Input: 61,121 (100.0%) reads 644,890,459 (100.0%) bases Trimmed: 5,958 ( 9.7%) reads 32,998,814 ( 5.1%) bases 5' trim: 32,485 ( 53.1%) reads 44,246,900 ( 6.9%) bases 3' trim: 49,885 ( 81.6%) reads 24,146,502 ( 3.7%) bases Adapter: 11,721 ( 19.2%) reads 98,326,843 ( 15.2%) bases Gaps: 92,030 (150.6%) gaps 49,591,400 ( 7.7%) bases Low QV: 66,439 (108.7%) gaps 15,178,400 ( 2.4%) bases Span'd: 23,152 ( 37.9%) gaps 28,154,400 ( 4.4%) bases Break: 2,439 ( 4.0%) gaps 6,258,600 ( 1.0%) bases Clipped: 102,488 clips 199,719,059 ( 31.9%) bases Patched: 89,591 patches 43,332,800 ( 6.7%) bases

(1.) Does this mean 11,721 reads with 98,326,843 bp total length had adapters detected, but the full 98 Mbp weren't removed because only a portion of those reads were adaptamers? I'd like to know the total bp discarded due to being adapters.

The number of adaptamers found is unusually high, typically this is 1%, so I'm a bit concerned about the nature of the data set. Assuming however that everything is copacetic, at 11,721 locations, the pattern for unremoved adaptemer was found. In some cases there may be 2 or 3 of these in a single read, so the percentage is perhaps a bit misleading, it is just 11,721/61,121. By way of further illustration the "Gaps" percentage is 150.6% -- which really just says there are on average 1.5(06) gaps found in every read.

Yes, unfortunately 15.2% of all your bases got trimmed away -- suppose a read contains a single unremoved adaptamer. Then the "half" to the left is the complement of the "half" to the right. The scrubber keeps only the longer half. It could keep the second half as another read of the insert in the same well, but that's not how it currently works, as the assumption was the adapter rate is very low (1%). The PacBio softare is suppose to have already detected almost all of these, and my scrubber is just meant to capture the few missed cases. Again I don't know why your rate is so super high.

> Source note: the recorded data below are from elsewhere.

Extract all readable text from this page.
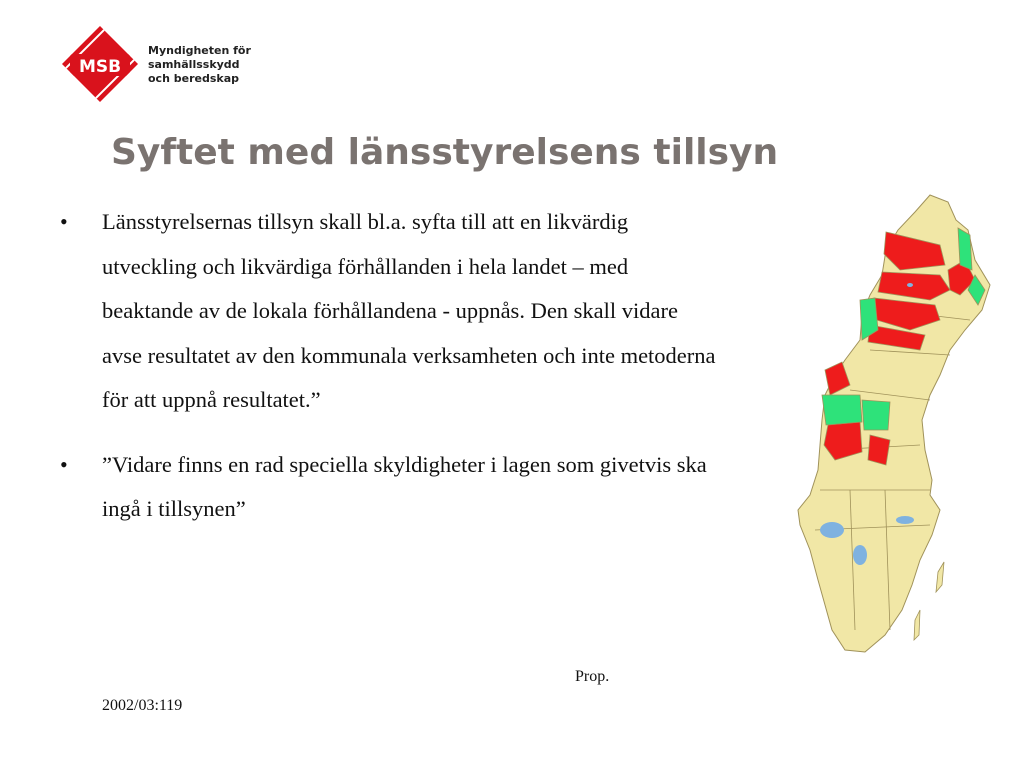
MSB
Myndigheten för
samhällsskydd
och beredskap
Syftet med länsstyrelsens tillsyn
• Länsstyrelsernas tillsyn skall bl.a. syfta till att en likvärdig utveckling och likvärdiga förhållanden i hela landet – med beaktande av de lokala förhållandena - uppnås. Den skall vidare avse resultatet av den kommunala verksamheten och inte metoderna för att uppnå resultatet.”
• ”Vidare finns en rad speciella skyldigheter i lagen som givetvis ska ingå i tillsynen”
Prop.
2002/03:119
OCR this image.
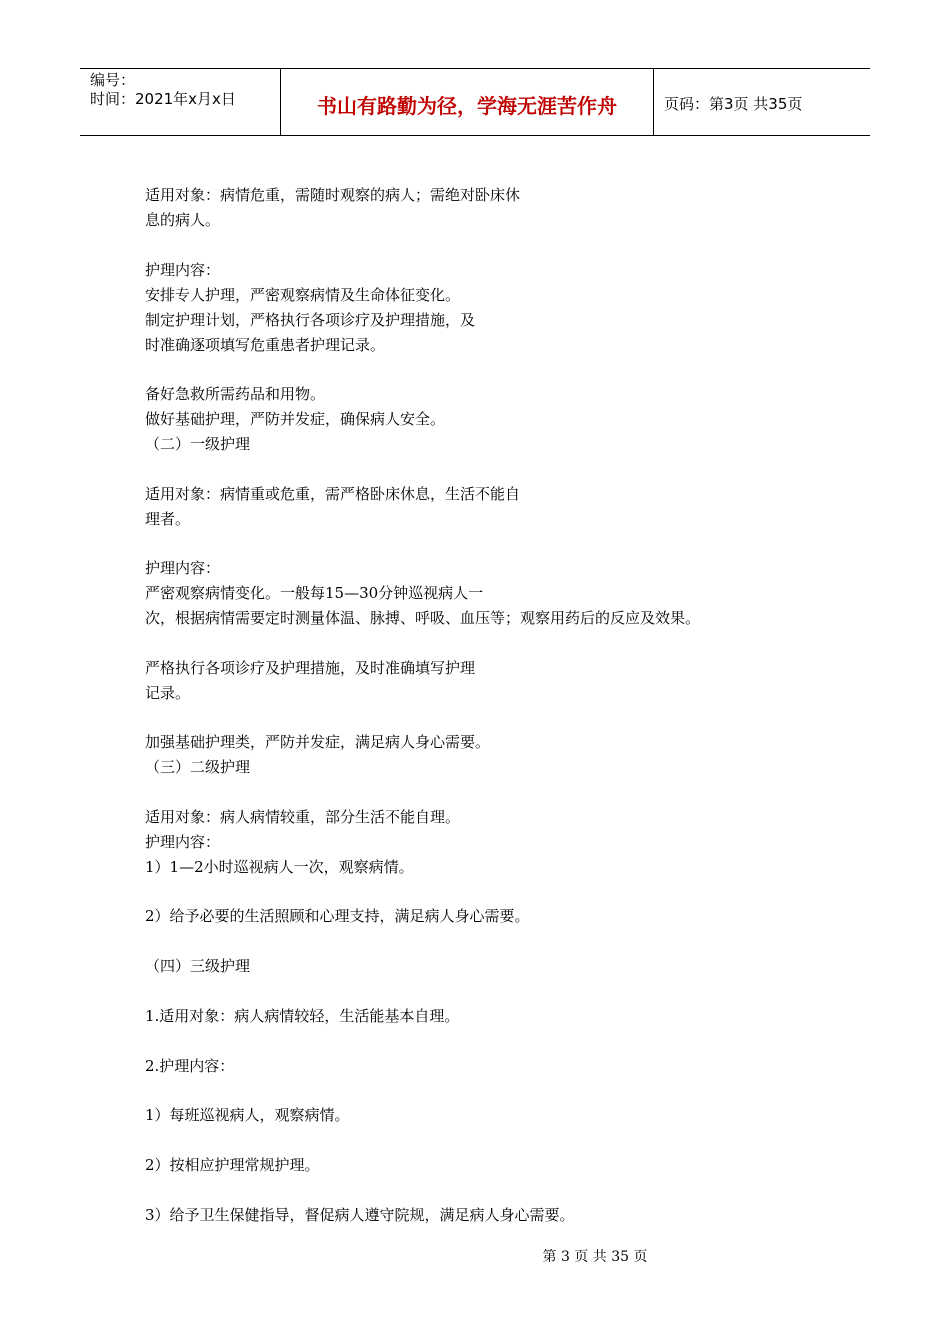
编号：
时间：2021年x月x日	书山有路勤为径，学海无涯苦作舟	页码：第3页 共35页
适用对象：病情危重，需随时观察的病人；需绝对卧床休
息的病人。
护理内容：
安排专人护理，严密观察病情及生命体征变化。
制定护理计划，严格执行各项诊疗及护理措施，及
时准确逐项填写危重患者护理记录。
备好急救所需药品和用物。
做好基础护理，严防并发症，确保病人安全。
（二）一级护理
适用对象：病情重或危重，需严格卧床休息，生活不能自
理者。
护理内容：
严密观察病情变化。一般每15—30分钟巡视病人一
次，根据病情需要定时测量体温、脉搏、呼吸、血压等；观察用药后的反应及效果。
严格执行各项诊疗及护理措施，及时准确填写护理
记录。
加强基础护理类，严防并发症，满足病人身心需要。
（三）二级护理
适用对象：病人病情较重，部分生活不能自理。
护理内容：
1）1—2小时巡视病人一次，观察病情。
2）给予必要的生活照顾和心理支持，满足病人身心需要。
（四）三级护理
1.适用对象：病人病情较轻，生活能基本自理。
2.护理内容：
1）每班巡视病人，观察病情。
2）按相应护理常规护理。
3）给予卫生保健指导，督促病人遵守院规，满足病人身心需要。
第 3 页 共 35 页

(2.) How can I identify the total number of bp that are discarded due to low quality? If I understand correctly, some low quality sequences (from |DAStrim -b30| above) that lack corresponding reads to be patched by (absent alignments or only aligns to another low QV read segments) would be trimmed off. Would I use 32,998,814 bases and remove the number of masked repeat bases? |DASedit -v reads patched_reads| reports "5,958 reads and 206,474,159 bases were trimmmed by scrubbing" so maybe 206,474,159 bp - 98,326,843 bp adapters - masked repeat bases?

You lost a total of 199Mbp (31.9%) of your data due to scrubbing. This is unusually high, typically, its 20% or so. That 199Mbp was lost due to either (a) the entire read is deamed junk and thrown away ("Trimmed"), (b) the beginning or ending of the read was pruned back due to low quality ("5' and 3' Trim"), (c) an interior gap of low quality could not be spanned and the gap region is lost when the read is broken into two parts ("Break"), (d) you lost sections of a read due to a missed adapter as described above. So if you add up (a), (b), and (c) I would say that is what you lost to low quality. And then (d), missed adapter, is the other reason for data loss.

(3.) Are reads with "patches failed" saved or discarded? |DASpatch -v| reported "153 out of 89591 total patches failed"

If a patch fails, then the read is split into two parts, each of which is kept (like the "Break" line of "Gaps".

— You are receiving this because you are subscribed to this thread. Reply to this email directly, view it on GitHub https://github.com/thegenemyers/DASCRUBBER/issues/15, or mute the thread https://github.com/notifications/unsubscribe-auth/AGkkNscvG71RneVfJ7hzeMMG8oca20Hqks5uIPWXgaJpZM4VXGSV.

chrisgulvik commented 6 years ago

Thanks for the thorough response! I chose a bad example (high adapters from unrolled reads) but your explanations helped. Sorry, I forgot to respond earlier to close this.